This is the 2022 high school entrance examination real question
I saw on Toutiao today. As shown in the figure, AB is the diameter of ⊙O. Rotate the chord AC 30 degrees clockwise around point A to get AD. At this time, the corresponding point D of point C falls on AB. on, extend CD to intersect ⊙O at point E. If CE=4, the area of the shaded part in the figure is ____.
High School Entrance Exam Geometry Question
First review the question: We need to find out those secondary known conditions from the given known conditions condition. For example, △ADC is an isosceles triangle with two base angles of 75°; the circumferential angle subtended by the diameter is 90°. The circumferential angle subtended by
semicircle is 90°. The AE arc and the BE arc are exactly semicircles, and the sum of the circumferential angles they subtend is 90°, that is, ∠C+∠BAE=90°.
∵∠C=75°, ∴∠BAE=15°, ∠CAE=45°.
is much simpler now.

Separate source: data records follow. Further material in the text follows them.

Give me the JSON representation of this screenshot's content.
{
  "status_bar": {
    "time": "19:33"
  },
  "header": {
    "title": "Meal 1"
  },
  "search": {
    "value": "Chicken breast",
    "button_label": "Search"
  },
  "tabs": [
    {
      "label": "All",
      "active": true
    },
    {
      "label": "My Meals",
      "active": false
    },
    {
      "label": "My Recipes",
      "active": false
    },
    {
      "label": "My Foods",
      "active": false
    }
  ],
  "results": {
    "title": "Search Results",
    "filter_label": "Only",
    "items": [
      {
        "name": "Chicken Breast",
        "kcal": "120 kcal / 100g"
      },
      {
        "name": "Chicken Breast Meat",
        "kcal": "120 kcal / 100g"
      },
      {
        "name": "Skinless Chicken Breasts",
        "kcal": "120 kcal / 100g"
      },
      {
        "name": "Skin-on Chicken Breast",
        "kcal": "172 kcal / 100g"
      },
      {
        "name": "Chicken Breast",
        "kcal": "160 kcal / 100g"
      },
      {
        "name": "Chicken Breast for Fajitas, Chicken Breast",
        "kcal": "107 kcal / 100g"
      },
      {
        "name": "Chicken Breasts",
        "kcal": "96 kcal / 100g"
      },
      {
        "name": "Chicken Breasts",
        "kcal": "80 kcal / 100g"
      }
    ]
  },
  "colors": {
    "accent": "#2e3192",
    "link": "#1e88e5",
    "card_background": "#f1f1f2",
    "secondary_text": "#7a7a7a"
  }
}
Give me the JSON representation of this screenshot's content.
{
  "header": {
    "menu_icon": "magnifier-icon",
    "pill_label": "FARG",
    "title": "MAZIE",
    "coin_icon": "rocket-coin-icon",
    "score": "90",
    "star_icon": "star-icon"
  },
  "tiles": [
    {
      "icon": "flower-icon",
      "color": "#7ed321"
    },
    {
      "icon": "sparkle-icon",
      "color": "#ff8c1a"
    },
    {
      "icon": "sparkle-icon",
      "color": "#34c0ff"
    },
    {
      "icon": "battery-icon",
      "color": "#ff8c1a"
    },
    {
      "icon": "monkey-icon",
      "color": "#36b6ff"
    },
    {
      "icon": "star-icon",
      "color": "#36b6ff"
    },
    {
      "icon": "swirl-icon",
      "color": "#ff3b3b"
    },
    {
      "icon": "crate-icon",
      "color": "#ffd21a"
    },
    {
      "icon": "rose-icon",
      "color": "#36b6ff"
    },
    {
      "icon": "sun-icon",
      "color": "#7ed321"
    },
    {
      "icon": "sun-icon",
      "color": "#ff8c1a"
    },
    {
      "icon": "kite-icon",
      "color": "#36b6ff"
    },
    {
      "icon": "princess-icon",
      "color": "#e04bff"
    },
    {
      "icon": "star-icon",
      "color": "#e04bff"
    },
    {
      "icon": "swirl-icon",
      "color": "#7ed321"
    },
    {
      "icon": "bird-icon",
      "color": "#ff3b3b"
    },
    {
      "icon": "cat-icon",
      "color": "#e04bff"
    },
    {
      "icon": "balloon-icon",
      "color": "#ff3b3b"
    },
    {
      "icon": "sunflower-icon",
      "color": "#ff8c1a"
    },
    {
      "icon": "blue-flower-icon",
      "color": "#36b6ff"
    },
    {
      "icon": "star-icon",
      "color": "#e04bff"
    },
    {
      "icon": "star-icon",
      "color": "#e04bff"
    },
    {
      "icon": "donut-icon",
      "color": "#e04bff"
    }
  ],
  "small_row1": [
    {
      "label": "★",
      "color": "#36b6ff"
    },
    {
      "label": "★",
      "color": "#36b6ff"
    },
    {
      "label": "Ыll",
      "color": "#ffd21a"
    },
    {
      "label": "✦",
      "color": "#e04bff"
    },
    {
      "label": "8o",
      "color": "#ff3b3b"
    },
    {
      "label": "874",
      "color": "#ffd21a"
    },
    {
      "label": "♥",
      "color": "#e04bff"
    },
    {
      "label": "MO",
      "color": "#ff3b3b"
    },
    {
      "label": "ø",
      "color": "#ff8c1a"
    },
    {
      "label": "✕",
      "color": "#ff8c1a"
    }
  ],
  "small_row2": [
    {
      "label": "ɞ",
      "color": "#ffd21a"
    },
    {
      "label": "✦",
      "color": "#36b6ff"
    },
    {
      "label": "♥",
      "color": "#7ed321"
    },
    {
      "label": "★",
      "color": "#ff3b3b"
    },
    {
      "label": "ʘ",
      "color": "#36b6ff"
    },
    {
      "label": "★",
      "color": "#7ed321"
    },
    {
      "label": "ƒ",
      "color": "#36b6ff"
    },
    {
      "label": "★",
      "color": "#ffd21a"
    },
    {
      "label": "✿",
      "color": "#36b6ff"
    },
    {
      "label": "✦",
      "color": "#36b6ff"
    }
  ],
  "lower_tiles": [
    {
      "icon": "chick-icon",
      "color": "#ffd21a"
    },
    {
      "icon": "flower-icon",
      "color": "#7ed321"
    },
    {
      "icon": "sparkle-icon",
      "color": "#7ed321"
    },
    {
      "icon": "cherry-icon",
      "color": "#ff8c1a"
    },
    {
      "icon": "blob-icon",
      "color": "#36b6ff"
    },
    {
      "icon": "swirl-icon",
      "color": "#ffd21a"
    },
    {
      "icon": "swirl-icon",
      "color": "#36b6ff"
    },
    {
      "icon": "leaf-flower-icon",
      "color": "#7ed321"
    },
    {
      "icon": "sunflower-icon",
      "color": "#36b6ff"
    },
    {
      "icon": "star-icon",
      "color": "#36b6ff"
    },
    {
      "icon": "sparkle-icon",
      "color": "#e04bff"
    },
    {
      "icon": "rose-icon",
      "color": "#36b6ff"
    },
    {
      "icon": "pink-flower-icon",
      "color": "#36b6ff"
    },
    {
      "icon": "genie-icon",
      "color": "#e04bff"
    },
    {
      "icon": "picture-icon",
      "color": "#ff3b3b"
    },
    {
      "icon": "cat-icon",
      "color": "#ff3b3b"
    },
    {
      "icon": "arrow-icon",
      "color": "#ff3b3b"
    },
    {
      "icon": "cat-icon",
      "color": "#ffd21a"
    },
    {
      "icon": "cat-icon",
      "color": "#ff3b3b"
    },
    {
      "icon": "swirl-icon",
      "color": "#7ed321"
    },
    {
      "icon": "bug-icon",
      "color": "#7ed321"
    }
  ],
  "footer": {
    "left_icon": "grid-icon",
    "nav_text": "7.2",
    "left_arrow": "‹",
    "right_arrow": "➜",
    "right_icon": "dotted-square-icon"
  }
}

The question is to ask for the area enclosed by the chord corresponding to the 45° circumferential angle and the minor arc of the circle. The chord length is known to be 4.
45° circumferential angle corresponds to 90° central angle. △OCE is an isosceles right triangle . In this way, the radius of the circle can be found to be 2√2. The area of the shaded part of
is the area of the 90° sector minus the area of the isosceles right triangle.
sector area=πr²/4,
area of isosceles right triangle=r²/2,
shaded area=πr²/4-r²/2=(π-2)r²/4=2(π-2).
To summarize: This question is a basic concept question, testing whether students are proficient in the properties of circles. Other knowledge points include the area of an isosceles right triangle and a sector, which are all basic knowledge.
is here to learn mathematics easily and simply, with a detailed analysis of the problem-solving process, just like a clear guide map, so that you will never get lost.